Liputan6.com, Gorontalo - Sosialisasi Remaja Cakap (Recak) Digital di SMK Negeri 1 Marisa, Kabupaten Pohuwato, Rabu (26/7/2023), terasa istimewa dengan hadirnya eks narapidana terorisme (napiter).
Eks napiter tersebut dihadirkan oleh Satgaswil Gorontalo Detasemen Khusus (Densus) 88 Mabes Polri yang merupakan mitra Dinas Komunikasi, Informatika, dan Statistik dalam sosialisasi program Recak Digital.
Baca Juga
Advertisement
Menurut Banit Idensos Satgaswil Gorontalo, Brigpol Rian Rinaldy Dama, eks napiter asal Pohuwato tersebut terpapar paham radikalisme melalui media sosial.
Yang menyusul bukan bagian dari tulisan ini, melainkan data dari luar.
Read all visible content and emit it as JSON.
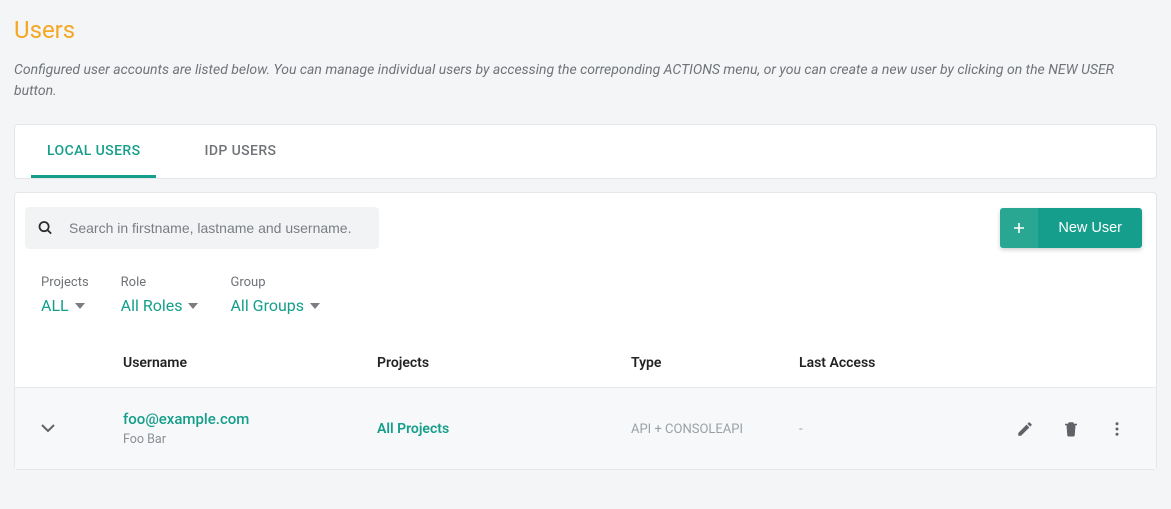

Ini erat kaitannya dengan materi Recak Digital dan pihaknya sangat bersyukur digandeng oleh Dinas Kominfotik Provinsi Gorontalo.
"Tujuan kami menghadirkan eks napiter ini agar ia bisa menceritakan pengalamannya sampai terpapar lewat medsos sehingga para pelajar bisa menangkal dan tidak terjerumus ke paham radikalisme," Brigpol Rian Rinaldy Dama mengatakan.
Rian menambahkan, sudah banyak kelompok terorisme yang masuk ke Gorontalo seperti Jamaah Ansharut Daulah (JAD) dan Jamaah Islamiyah (JI). Menurutnya, kelompok terorisme ini memilih Gorontalo karena merupakan jalur perlintasan dari Sulawesi Tengah yang merupakan basis jaringan terorisme di Sulawesi.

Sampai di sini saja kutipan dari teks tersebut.